Nate never knew how much he wanted to be a father until he watched his son being born, held him for the very first time. He had been totally unplanned, and three weeks premature. And so tiny and fragile Nate had been terrified he might drop him. Cody had gazed up at Nate with the wisdom and patience of a very old soul, as if to say, Don’t worry, you’ll do just fine. I have faith in you.
Nate fell instantly in love and from that day forward, his boy was all that mattered. Nate knew the first time he held his son that he was destined for great things. And now, at six years old, Cody had an innate patience and a deep understanding of people that left adults scratching their heads. Sometimes he would get this look, as if he knew something no one else did. And though his reading difficulties set him apart from other kids his age, he took it all in stride.
“Are you still in love with her?” Mel asked, her voice muffled against Nate’s shirt.
The question was so out of the blue, so ridiculous, he snapped his head back hard enough to give himself whiplash. “I can’t believe you asked me that.”
She looked up at him, her eyes—which could never decide if they wanted to be blue or green—swimming with tears. “Is it really that unusual a question? You loved her before.”

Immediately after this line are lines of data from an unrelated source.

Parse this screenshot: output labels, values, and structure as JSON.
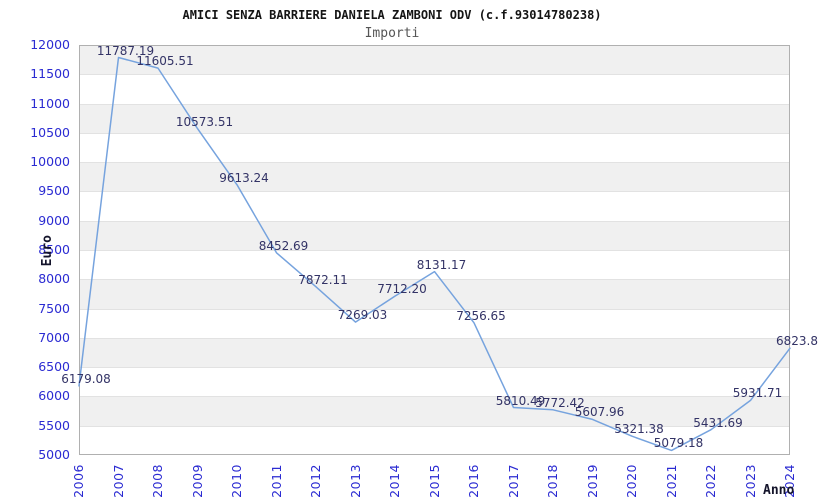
{
  "chart_data": {
    "type": "line",
    "title": "AMICI SENZA BARRIERE DANIELA ZAMBONI ODV (c.f.93014780238)",
    "subtitle": "Importi",
    "xlabel": "Anno",
    "ylabel": "Euro",
    "x": [
      "2006",
      "2007",
      "2008",
      "2009",
      "2010",
      "2011",
      "2012",
      "2013",
      "2014",
      "2015",
      "2016",
      "2017",
      "2018",
      "2019",
      "2020",
      "2021",
      "2022",
      "2023",
      "2024"
    ],
    "values": [
      6179.08,
      11787.19,
      11605.51,
      10573.51,
      9613.24,
      8452.69,
      7872.11,
      7269.03,
      7712.2,
      8131.17,
      7256.65,
      5810.49,
      5772.42,
      5607.96,
      5321.38,
      5079.18,
      5431.69,
      5931.71,
      6823.8
    ],
    "point_labels": [
      "6179.08",
      "11787.19",
      "11605.51",
      "10573.51",
      "9613.24",
      "8452.69",
      "7872.11",
      "7269.03",
      "7712.20",
      "8131.17",
      "7256.65",
      "5810.49",
      "5772.42",
      "5607.96",
      "5321.38",
      "5079.18",
      "5431.69",
      "5931.71",
      "6823.8"
    ],
    "ylim": [
      5000,
      12000
    ],
    "ytick_step": 500,
    "grid": "alternating-horizontal-bands",
    "legend": "none",
    "colors": {
      "line": "#76a3de",
      "point_label": "#333366",
      "tick_label": "#2b2bd2",
      "axis_title": "#14142b",
      "title": "#141414",
      "subtitle": "#555555",
      "band": "#f0f0f0",
      "gridline": "#e2e2e2",
      "plot_border": "#b0b0b0",
      "background": "#ffffff"
    }
  }
}
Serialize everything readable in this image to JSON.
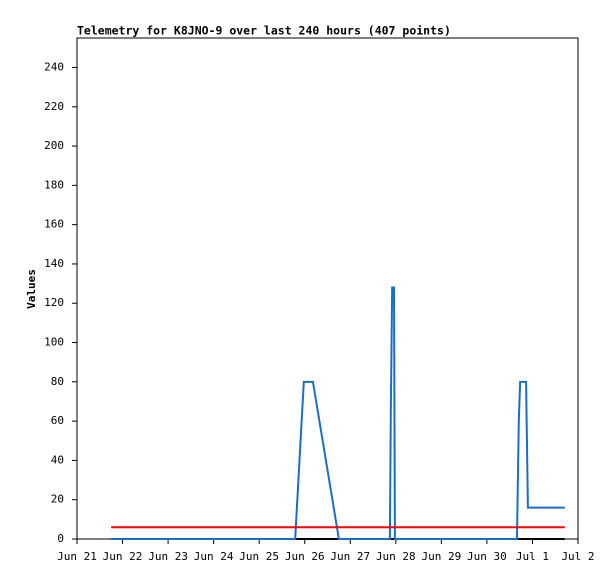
{
  "chart_data": {
    "type": "line",
    "title": "Telemetry for K8JNO-9 over last 240 hours (407 points)",
    "y_label": "Values",
    "xlim": [
      0,
      11
    ],
    "xticks": [
      {
        "value": 0,
        "label": "Jun 21"
      },
      {
        "value": 1,
        "label": "Jun 22"
      },
      {
        "value": 2,
        "label": "Jun 23"
      },
      {
        "value": 3,
        "label": "Jun 24"
      },
      {
        "value": 4,
        "label": "Jun 25"
      },
      {
        "value": 5,
        "label": "Jun 26"
      },
      {
        "value": 6,
        "label": "Jun 27"
      },
      {
        "value": 7,
        "label": "Jun 28"
      },
      {
        "value": 8,
        "label": "Jun 29"
      },
      {
        "value": 9,
        "label": "Jun 30"
      },
      {
        "value": 10,
        "label": "Jul 1"
      },
      {
        "value": 11,
        "label": "Jul 2"
      }
    ],
    "ylim": [
      0,
      255
    ],
    "yticks": [
      0,
      20,
      40,
      60,
      80,
      100,
      120,
      140,
      160,
      180,
      200,
      220,
      240
    ],
    "series": [
      {
        "color": "#000000",
        "x": [
          0.75,
          10.71
        ],
        "values": [
          0,
          0
        ]
      },
      {
        "color": "#1a6fc4",
        "x": [
          0.75,
          4.79,
          4.98,
          5.18,
          5.75,
          6.87,
          6.89,
          6.92,
          6.96,
          6.98,
          9.66,
          9.7,
          9.73,
          9.86,
          9.88,
          9.9,
          10.71
        ],
        "values": [
          0,
          0,
          80,
          80,
          0,
          0,
          65,
          128,
          128,
          0,
          0,
          60,
          80,
          80,
          48,
          16,
          16
        ]
      },
      {
        "color": "#ff0000",
        "x": [
          0.75,
          10.71
        ],
        "values": [
          6,
          6
        ]
      }
    ]
  }
}
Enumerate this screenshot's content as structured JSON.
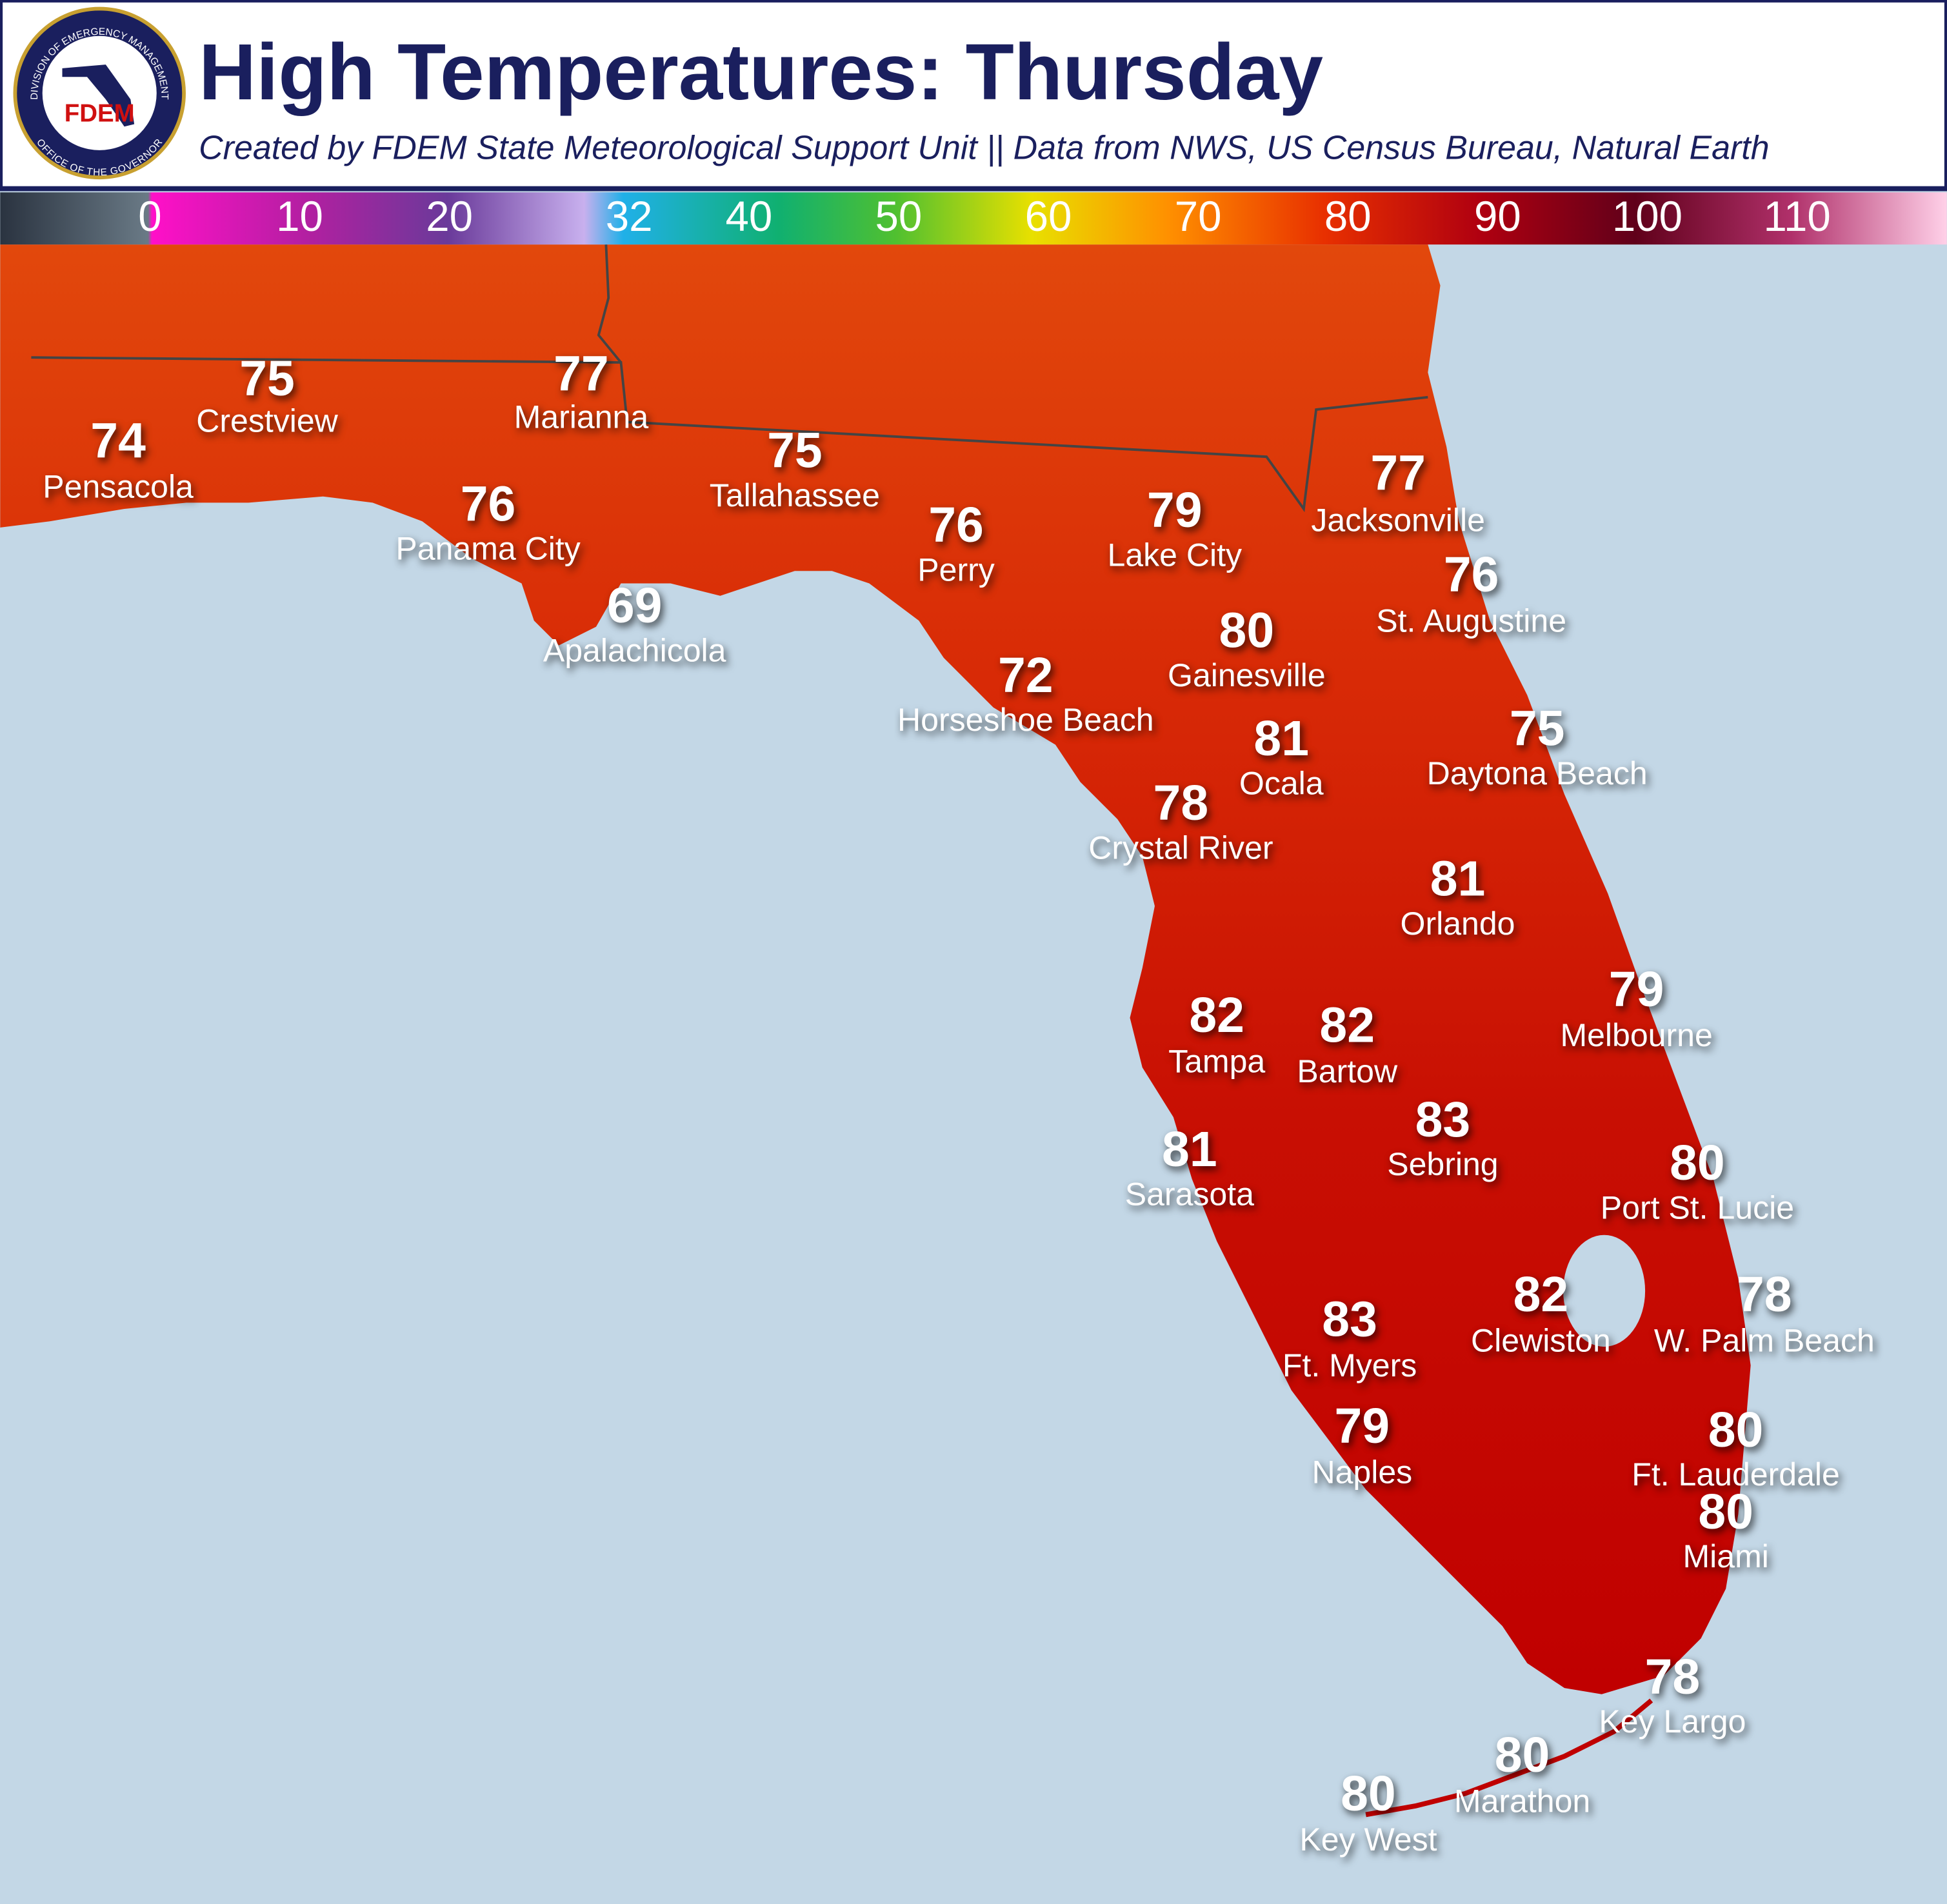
{
  "header": {
    "title": "High Temperatures: Thursday",
    "subtitle": "Created by FDEM State Meteorological Support Unit || Data from NWS, US Census Bureau, Natural Earth",
    "logo": {
      "abbr": "FDEM",
      "top_text": "DIVISION OF EMERGENCY MANAGEMENT",
      "bottom_text": "OFFICE OF THE GOVERNOR"
    }
  },
  "legend": {
    "range": [
      -10,
      120
    ],
    "ticks": [
      0,
      10,
      20,
      32,
      40,
      50,
      60,
      70,
      80,
      90,
      100,
      110
    ]
  },
  "cities": [
    {
      "name": "Crestview",
      "temp": 75
    },
    {
      "name": "Pensacola",
      "temp": 74
    },
    {
      "name": "Marianna",
      "temp": 77
    },
    {
      "name": "Tallahassee",
      "temp": 75
    },
    {
      "name": "Panama City",
      "temp": 76
    },
    {
      "name": "Perry",
      "temp": 76
    },
    {
      "name": "Lake City",
      "temp": 79
    },
    {
      "name": "Jacksonville",
      "temp": 77
    },
    {
      "name": "St. Augustine",
      "temp": 76
    },
    {
      "name": "Apalachicola",
      "temp": 69
    },
    {
      "name": "Gainesville",
      "temp": 80
    },
    {
      "name": "Horseshoe Beach",
      "temp": 72
    },
    {
      "name": "Ocala",
      "temp": 81
    },
    {
      "name": "Daytona Beach",
      "temp": 75
    },
    {
      "name": "Crystal River",
      "temp": 78
    },
    {
      "name": "Orlando",
      "temp": 81
    },
    {
      "name": "Melbourne",
      "temp": 79
    },
    {
      "name": "Tampa",
      "temp": 82
    },
    {
      "name": "Bartow",
      "temp": 82
    },
    {
      "name": "Sebring",
      "temp": 83
    },
    {
      "name": "Sarasota",
      "temp": 81
    },
    {
      "name": "Port St. Lucie",
      "temp": 80
    },
    {
      "name": "Clewiston",
      "temp": 82
    },
    {
      "name": "W. Palm Beach",
      "temp": 78
    },
    {
      "name": "Ft. Myers",
      "temp": 83
    },
    {
      "name": "Naples",
      "temp": 79
    },
    {
      "name": "Ft. Lauderdale",
      "temp": 80
    },
    {
      "name": "Miami",
      "temp": 80
    },
    {
      "name": "Key Largo",
      "temp": 78
    },
    {
      "name": "Marathon",
      "temp": 80
    },
    {
      "name": "Key West",
      "temp": 80
    }
  ]
}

“Without trust, there can be no love.”
“You never got closure. Neither of us have.” Her arms tightened around him. “Now I’m so confused. This morning, when Regina told me Caitie was back, my first instinct was to run down to the diner, throw my arms around her and hug her. I was actually excited at the idea of seeing her, and for a split second I desperately wanted my best friend back.”
Mel’s first instinct involved hugs and reconciliation. The only thing Nate had wanted to do was hurl. That had to mean something, didn’t it? “If that’s how you feel, maybe you should talk to her.”
“I’m not sure what I feel. I never imagined that her coming back could be so—”
“Disruptive,” he finished for her.
“Yes! It’s all I can think about. I’m so preoccupied I nearly used the wrong color dye on Mrs. Newburg.”
“For what it’s worth, seeing her for the short amount of time that I did made me realize that we’re two completely different people now. She’s changed.” It had seemed that way to him at least. Or maybe that was what he preferred to believe. He resented her coming back and disrupting the quiet, orderly life that he had spent the past seven years building. She had no right.
“No matter what happens with Caitie, you and Cody will always be the most important people in the world to me.”
“I know.”
He held his ex-wife close, wishing there was something he could say, a way he could assure her everything would be okay and nothing would change.
Only problem was, things had begun to change already.